EU Equal Pay Day: Time to close the gender pay gap

Equal pay for work of equal value continues to elude women in the EU and the gender pay gap of 14.1 percent means that as of November 10, women will work for free until the end of the year.

By Lorna Hutchinson

Lorna Hutchinson is Deputy Editor of The Parliament Magazine

10 Nov 2020

The current pay gap of 14.1 percent, down from last year’s 16 percent, means that women earn €0.86 for every €1 earned by a man.

European Commissioner for Equality Helena Dalli said that there is a “moral duty” to close the gender pay gap, adding, “Equal pay for work of equal value is an EU principle. Yet despite the fact that this principle was enshrined in the EU treaties more than 60 years ago, it is still not yet attainable.”

“This is why we need binding pay transparency measures … Let us value women’s work and remunerate them justly.”

Dalli said that with the Gender Equality Strategy, the Commission made a commitment to tackling the gender pay gap, adding, “We will soon be launching legislative and policy measures, including a binding initiative on pay transparency.”
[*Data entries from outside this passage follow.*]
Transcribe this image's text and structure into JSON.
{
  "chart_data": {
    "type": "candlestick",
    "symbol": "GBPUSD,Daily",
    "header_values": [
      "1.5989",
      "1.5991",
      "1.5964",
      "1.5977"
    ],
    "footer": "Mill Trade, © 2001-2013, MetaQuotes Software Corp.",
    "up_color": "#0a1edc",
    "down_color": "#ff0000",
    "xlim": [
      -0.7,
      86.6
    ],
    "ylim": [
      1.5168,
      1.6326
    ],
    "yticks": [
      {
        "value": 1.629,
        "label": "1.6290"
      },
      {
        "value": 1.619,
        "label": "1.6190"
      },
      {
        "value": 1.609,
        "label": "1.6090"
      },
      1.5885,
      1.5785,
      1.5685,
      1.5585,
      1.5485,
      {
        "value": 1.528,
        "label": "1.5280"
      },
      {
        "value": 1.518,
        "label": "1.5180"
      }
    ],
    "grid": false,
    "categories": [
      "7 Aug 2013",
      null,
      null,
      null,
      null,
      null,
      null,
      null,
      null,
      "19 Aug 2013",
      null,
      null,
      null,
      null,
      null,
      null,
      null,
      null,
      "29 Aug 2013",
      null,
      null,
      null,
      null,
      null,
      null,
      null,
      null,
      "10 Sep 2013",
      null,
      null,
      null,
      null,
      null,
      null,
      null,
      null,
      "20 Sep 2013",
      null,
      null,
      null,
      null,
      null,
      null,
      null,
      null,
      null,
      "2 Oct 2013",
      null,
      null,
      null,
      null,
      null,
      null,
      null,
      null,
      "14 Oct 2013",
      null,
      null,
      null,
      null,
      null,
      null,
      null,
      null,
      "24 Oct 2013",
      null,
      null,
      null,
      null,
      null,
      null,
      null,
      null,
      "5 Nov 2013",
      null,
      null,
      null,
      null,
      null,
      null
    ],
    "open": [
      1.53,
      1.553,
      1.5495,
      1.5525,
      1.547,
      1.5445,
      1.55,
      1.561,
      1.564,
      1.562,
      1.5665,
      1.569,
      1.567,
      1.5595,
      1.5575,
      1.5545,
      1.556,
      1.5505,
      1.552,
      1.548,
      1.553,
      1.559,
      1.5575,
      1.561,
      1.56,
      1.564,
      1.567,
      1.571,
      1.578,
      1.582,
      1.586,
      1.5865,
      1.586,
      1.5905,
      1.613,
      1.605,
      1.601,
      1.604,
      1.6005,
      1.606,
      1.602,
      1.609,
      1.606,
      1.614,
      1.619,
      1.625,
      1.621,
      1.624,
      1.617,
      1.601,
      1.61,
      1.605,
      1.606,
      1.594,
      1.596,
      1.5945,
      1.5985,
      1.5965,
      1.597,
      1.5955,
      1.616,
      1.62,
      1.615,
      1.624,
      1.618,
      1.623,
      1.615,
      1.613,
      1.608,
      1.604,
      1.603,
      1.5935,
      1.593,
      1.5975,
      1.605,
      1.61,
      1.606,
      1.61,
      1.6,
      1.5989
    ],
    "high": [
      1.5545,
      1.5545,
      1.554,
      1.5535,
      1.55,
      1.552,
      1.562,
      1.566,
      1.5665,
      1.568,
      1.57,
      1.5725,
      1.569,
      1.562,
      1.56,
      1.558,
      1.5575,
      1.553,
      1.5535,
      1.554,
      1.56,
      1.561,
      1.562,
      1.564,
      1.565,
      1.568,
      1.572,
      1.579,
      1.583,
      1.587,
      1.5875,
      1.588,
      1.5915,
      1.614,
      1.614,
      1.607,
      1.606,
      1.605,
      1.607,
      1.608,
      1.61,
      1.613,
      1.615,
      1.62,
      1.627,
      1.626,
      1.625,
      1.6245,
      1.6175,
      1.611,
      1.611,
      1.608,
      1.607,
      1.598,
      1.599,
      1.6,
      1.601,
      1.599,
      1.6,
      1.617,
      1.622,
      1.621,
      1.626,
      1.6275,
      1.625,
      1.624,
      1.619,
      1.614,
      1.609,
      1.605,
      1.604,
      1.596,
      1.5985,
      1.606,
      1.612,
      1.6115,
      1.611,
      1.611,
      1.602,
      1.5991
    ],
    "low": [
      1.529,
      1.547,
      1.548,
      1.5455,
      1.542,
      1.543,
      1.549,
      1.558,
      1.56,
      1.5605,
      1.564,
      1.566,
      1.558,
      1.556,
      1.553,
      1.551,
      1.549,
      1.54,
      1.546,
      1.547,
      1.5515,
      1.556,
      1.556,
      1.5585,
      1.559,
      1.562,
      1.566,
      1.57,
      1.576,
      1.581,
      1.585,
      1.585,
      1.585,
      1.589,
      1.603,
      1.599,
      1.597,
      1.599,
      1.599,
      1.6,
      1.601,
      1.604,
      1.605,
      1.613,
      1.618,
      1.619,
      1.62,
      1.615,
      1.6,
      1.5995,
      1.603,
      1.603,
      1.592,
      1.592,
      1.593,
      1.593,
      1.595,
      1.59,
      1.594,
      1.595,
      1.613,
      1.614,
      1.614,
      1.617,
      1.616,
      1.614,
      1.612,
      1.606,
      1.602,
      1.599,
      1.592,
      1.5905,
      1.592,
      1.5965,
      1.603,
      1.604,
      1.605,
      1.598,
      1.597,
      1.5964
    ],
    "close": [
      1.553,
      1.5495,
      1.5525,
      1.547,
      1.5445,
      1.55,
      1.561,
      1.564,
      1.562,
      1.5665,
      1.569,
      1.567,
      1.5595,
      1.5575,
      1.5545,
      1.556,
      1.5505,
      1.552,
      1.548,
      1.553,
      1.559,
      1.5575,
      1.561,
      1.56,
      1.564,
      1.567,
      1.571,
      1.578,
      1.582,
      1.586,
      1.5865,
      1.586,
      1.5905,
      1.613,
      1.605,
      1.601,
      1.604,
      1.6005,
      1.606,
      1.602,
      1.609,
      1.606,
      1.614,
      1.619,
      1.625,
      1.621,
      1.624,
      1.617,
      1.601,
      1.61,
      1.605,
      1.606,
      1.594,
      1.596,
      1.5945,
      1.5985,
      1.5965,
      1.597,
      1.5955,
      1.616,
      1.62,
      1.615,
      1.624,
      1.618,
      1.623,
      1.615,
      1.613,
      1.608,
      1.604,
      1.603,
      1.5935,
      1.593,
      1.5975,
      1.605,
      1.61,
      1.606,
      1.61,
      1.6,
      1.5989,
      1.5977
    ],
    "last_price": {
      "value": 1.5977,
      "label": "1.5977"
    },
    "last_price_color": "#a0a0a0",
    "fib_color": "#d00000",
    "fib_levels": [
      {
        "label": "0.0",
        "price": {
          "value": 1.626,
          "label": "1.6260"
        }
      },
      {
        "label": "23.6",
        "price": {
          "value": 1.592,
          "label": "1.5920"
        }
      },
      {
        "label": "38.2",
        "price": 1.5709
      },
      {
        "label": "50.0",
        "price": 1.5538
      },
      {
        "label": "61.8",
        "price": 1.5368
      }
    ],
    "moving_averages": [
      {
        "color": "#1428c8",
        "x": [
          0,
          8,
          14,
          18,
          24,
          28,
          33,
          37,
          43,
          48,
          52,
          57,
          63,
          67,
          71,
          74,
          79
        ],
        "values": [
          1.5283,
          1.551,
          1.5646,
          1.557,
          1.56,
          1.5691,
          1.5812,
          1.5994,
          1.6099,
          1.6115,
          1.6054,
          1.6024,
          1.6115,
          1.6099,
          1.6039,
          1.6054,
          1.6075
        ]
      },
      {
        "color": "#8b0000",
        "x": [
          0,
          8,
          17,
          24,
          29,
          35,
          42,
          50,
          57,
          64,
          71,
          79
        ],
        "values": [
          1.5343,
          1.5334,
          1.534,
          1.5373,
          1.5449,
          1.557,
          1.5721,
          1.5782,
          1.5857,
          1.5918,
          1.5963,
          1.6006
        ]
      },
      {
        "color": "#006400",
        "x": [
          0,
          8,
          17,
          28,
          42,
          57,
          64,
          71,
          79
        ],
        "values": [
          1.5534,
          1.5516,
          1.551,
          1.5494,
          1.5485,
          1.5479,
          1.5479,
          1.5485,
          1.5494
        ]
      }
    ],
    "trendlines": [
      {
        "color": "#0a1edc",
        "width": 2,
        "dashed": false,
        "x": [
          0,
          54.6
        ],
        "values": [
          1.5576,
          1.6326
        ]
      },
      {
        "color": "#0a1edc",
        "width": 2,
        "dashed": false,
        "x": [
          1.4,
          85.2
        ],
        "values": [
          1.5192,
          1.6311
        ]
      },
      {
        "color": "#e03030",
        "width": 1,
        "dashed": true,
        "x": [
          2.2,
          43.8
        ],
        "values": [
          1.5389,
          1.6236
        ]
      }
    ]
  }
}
The European Commission says that the gender pay gap is an indicator of gender inequalities in the labour market and in countries where the female employment rate is low, the pay gap tends to be lower than average.

“Equal pay for work of equal value is an EU principle. Yet despite the fact that this principle was enshrined in the EU treaties more than 60 years ago, it is still not yet attainable” Helena Dalli, EU Equality Commissioner

It says that a large pay gap is usually characteristic of a labour market in which women are more concentrated in a restricted number of sectors and/or professions, or in which a significant proportion of women work part-time.

Dubravka Šuica, Commissioner for Democracy and Demography, says that the EU Equal Pay Day, which this year falls on November 10, marks the day when women symbolically stop getting paid until the end of the year to highlight the gap with their male colleagues.

She adds, “The COVID-19 pandemic has deepened structural gender inequalities and increased the risk of poverty. Women are overrepresented in frontline, low-paid and precarious jobs. The right to equal pay is enshrined in the European Treaties. On European #EqualPayDay we say it is time to close the gap!”

Nicolas Schmit, Commissioner for Jobs and Social Rights, said that at the current rate, it would take decades, or even centuries, to achieve equality.

“This is not acceptable, we must accelerate and reduce this pay gap to zero.”

“At the current rate, it would take decades, or even centuries, to achieve equality. This is not acceptable, we must accelerate and reduce this pay gap to zero” Nicolas Schmit, Commissioner for Jobs and Social Rights

Commission Executive Vice-President Frans Timmermans said, “This gender pay gap is too big: women earn on average 14.1 percent less than their male colleagues - often for the same job. We can only reach gender equality if women are paid equally.”

The Commission’s Justice and Consumers Directorate General pointed out certain misgivings regarding the gender pay gap, highlighting that the idea that women earn less because they choose lower-earning jobs is wrong, adding, “Women tend to earn less per hour than men for the same job whether it is a highly-skilled profession (e.g. doctor) or a lower-skilled job (e.g. salesperson).

The idea that men are better educated, so they should earn more is also wrong, it says, adding, “Today almost 60 percent of graduates in the EU are women.”

Belgian ECR deputy Assita Kanko said that women are often key frontline workers at hospitals, shops, schools and care homes, adding, “the value of their work must be equal and recognised.”